Climate change is expected to cause more frequent and severe hazards and we have listed the most prominent ones below. A more focused analysis, based in part on the latest findings from the IPCC Fifth Assessment Report, is summarised in the report “Climate science – a perspective for business leaders“ (download here). This report was produced in partnership with Statkraft, Shell, TCS and Xyntéo to provide business leaders a concise, straightforward overview of the very latest findings.
Rising sea level is one of the greatest threats to low-lying islands and coasts. This century it could go up by more than a metre. If ice sheets collapse, the sea could rise by several metres over a few centuries.
Hurricanes and typhoons are expected to become more intense, with higher wind speeds and precipitation rates. There is already evidence for more intense hurricanes in the North Atlantic.
Warming will boost the potential for extreme rainfall, simply because warmer air can hold more moisture. Downpours won’t increase everywhere, but a majority of the planet is expected to face more and heavier floods.
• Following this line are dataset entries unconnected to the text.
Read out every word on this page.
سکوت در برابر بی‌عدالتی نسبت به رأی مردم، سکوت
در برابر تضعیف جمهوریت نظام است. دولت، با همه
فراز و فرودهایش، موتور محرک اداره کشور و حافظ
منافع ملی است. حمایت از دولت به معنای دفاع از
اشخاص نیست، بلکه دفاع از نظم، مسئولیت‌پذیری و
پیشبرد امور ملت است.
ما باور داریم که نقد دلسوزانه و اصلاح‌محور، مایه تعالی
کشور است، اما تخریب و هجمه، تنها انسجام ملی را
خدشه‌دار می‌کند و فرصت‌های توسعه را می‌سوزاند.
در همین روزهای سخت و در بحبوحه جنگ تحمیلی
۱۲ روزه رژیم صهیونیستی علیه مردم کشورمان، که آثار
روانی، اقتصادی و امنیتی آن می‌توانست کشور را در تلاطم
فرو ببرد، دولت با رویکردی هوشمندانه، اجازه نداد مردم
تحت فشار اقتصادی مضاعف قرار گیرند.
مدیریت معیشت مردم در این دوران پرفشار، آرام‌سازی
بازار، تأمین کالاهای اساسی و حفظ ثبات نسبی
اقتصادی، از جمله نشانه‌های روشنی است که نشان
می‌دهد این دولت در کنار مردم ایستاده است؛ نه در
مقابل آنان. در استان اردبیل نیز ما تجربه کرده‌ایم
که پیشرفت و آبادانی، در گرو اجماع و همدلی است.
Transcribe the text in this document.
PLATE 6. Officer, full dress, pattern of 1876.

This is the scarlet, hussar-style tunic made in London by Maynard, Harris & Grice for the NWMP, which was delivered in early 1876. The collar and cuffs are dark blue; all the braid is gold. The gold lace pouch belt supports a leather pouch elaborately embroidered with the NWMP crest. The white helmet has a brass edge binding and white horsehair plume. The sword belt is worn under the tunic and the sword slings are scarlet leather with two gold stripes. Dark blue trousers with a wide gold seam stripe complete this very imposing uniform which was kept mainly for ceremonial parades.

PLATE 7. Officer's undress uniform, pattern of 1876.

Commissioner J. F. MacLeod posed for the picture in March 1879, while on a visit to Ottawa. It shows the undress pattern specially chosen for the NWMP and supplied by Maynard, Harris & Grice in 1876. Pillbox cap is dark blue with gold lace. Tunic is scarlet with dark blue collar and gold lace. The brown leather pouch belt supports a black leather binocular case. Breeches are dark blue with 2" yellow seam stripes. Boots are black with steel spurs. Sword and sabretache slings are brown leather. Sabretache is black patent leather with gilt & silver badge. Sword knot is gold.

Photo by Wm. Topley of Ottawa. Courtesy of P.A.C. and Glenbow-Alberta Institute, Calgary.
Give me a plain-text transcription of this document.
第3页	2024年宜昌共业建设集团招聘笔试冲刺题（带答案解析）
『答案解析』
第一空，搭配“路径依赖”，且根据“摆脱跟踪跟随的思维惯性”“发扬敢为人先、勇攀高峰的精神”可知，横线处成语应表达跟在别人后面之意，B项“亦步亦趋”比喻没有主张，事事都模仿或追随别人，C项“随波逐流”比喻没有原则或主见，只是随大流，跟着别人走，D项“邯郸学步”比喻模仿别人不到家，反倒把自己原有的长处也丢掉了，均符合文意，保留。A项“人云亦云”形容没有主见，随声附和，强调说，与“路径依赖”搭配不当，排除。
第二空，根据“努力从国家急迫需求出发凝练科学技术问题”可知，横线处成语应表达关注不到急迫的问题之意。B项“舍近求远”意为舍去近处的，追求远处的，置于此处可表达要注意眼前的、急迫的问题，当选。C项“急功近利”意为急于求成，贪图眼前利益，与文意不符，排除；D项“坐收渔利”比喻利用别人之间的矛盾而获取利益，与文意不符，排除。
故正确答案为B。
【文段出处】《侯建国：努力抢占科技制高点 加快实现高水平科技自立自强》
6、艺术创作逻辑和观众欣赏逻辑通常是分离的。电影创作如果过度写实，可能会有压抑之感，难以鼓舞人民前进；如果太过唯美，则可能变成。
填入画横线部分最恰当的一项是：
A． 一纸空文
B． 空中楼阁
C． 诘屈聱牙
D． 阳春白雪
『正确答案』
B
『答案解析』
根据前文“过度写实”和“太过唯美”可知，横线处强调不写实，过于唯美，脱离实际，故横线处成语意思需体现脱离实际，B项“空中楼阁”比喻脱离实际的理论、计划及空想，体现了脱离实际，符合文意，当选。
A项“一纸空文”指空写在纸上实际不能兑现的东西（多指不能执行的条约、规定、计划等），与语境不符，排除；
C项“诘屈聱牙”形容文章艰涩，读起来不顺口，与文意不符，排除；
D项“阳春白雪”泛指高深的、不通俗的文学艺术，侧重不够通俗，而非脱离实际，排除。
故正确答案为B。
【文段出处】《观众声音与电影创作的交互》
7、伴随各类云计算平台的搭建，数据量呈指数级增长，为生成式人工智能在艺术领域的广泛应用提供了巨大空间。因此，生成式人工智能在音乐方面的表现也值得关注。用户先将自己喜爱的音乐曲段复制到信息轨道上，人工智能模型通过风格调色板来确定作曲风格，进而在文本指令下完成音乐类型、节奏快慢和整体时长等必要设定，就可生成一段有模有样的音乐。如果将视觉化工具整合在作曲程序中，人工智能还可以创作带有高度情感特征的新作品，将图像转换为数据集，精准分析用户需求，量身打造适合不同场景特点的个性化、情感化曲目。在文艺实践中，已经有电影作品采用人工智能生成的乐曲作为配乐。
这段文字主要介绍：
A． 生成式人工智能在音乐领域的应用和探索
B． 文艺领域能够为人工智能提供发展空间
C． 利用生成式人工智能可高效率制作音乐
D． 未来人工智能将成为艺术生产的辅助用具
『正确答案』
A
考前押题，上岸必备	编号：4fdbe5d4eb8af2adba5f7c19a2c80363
Extreme waves seem to be growing in size, and are expected to loom higher still as the climate changes. The largest waves threaten ships, offshore platforms and wind turbines.
It is no surprise that in a warmer world, we will almost certainly see more heatwaves. Extreme heat can kill directly, destroy crops, damage roads and other infrastructure, and spark wildfires.
Ice & Snow
Arctic sea ice is shrinking fast, while glaciers retreat and permafrost thaws. The global thaw presents a range of risks to nature and human society, and a few opportunities too.
With warmer air and longer droughts to dry out vegetation, conditions are likely to generate more wildfire. Signs are that this is already happening in some regions, with increased risk to homes and businesses.
Causing famine and spreading disease, drought is a grave hazard. Droughts are expected to become longer and more intense in many areas of the world as temperatures rise and rainfall patterns change.
Sea water is absorbing carbon dioxide from the atmosphere, making it more acidic. Many organisms including corals and crustaceans are at risk, along with the fish and other creatures that feed on them.
When heavy rain soaks the ground it adds weight that can trigger a landslide. A warmer, wetter world in the future will probably mean more landslides. Along with other mass motions including mudslides and lahars, landslides are often deadly and destructive.